Trump directed the crowd “to head to the Capitol” and suggested that he was going with them. He told the crowd to give Members of Congress “the kind of pride and boldness that they need to take back our country.”

Trump even warned the audience: “We fight like hell. And if you don’t fight like hell, you’re not going to have a country anymore.”

After marching toward the Capitol on Trump’s orders, insurrectionists breached the building. Instead of taking swift and appropriate action, Trump watched the action unfold on cable news, and even sent messages of encouragement through social media. In a blatant dereliction of his constitutional duties, Trump failed to act for 187 minutes while his armed supporters stormed the Capitol. The indictment alleges that Trump and his co-conspirators exploited the violence and chaos at the Capitol by once again pressuring Pence and Members of Congress to delay the electoral count. (Indictment at 38-42.)

6. According to Count One in the indictment, Trump engaged in conspiracy to defraud the United States.

Count One of the indictment alleges that Trump violated 18 U.S.C. § 371. This statute criminalizes, among other things, a conspiracy that uses dishonest means to obstruct or impede the lawful function of the U.S. government. The indictment alleges that Trump and his co-conspirators dishonestly obstructed the lawful electoral count on January 6, 2021, through their sprawling scheme to manufacture fraudulent electoral votes for Trump and to pressure Pence and Members of Congress to count them rather than the legitimate electoral votes for Biden. (Indictment at 3, 42.)

7. According to Counts Two and Three in the indictment, Trump conspired and attempted to obstruct an official proceeding.

Counts Two and Three of the indictment allege the Trump violated 18 U.S.C. § 1512 by conspiring and attempting to obstruct an official proceeding — in this case, Congress’s count of the electoral votes mandated by the Twelfth Amendment to the Constitution.

18 U.S.C. § 1512 forbids corruptly obstructing or impeding — or attempting to obstruct or impede — an official proceeding. Section 1512(k) forbids conspiring to obstruct or impede an official proceeding.

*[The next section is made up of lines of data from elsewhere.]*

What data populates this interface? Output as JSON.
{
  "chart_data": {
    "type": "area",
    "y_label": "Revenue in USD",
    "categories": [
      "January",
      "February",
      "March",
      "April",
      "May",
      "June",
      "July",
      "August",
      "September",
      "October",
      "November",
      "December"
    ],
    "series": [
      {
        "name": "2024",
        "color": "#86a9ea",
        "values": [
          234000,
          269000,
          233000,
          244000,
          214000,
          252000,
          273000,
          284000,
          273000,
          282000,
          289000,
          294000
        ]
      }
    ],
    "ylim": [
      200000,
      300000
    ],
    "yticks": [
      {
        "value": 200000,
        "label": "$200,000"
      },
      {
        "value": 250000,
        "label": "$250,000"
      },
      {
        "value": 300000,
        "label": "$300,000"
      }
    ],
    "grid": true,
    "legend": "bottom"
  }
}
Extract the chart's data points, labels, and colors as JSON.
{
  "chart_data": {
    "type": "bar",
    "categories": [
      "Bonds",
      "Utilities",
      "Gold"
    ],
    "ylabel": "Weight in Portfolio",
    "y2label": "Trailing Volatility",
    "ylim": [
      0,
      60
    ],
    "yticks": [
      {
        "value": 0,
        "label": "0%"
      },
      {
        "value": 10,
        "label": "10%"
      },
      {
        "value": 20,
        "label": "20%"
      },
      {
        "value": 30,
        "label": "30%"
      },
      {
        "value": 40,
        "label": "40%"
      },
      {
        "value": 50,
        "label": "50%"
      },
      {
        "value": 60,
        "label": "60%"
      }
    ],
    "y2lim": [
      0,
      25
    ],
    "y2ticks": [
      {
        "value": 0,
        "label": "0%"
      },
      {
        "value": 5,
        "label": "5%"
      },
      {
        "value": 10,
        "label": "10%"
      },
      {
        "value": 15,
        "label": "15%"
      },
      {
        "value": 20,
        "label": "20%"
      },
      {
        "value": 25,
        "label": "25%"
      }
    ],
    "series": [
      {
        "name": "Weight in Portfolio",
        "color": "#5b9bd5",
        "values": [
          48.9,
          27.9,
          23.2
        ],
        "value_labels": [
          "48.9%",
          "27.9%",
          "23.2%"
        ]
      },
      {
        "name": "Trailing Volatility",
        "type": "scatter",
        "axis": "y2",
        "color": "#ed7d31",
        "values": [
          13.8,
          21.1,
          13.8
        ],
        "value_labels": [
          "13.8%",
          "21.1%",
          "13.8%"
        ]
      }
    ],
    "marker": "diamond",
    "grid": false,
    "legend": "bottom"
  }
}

The indictment alleges that Trump and his co-conspirators violated § 1512(c)(2) and (k) through their scheme to block or delay the congressional count of electoral certificates votes by pressuring Pence to interfere with the count unilaterally and unconstitutionally. (Indictment at 43-44.)

Dozens of insurrectionists have already been convicted under § 1512 for their attempted obstruction through violence and intrusion on Capitol grounds.

8. According to Count Four in the indictment, Trump conspired to deprive Americans of their fundamental constitutional rights to vote and to have their votes counted.

Count Four of the indictment alleges that Trump violated 18 U.S.C. § 241 by engaging in a conspiracy to deprive Americans of civil rights, saying that Trump’s schemes interfered with the voters’ right to have their votes counted properly.

This statute makes it a crime for people to “conspire to injure, oppress, threaten, or intimidate any person” in the “free exercise or enjoyment of any right or privilege secured to him by the Constitution or laws of the United States.”

The indictment alleges that Trump and his co-conspirators agreed to a conspiracy to manipulate the count of electoral votes that, if it had been successful, would have nullified tens of millions of Americans’ votes in the 2020 presidential election. (Indictment at 45.)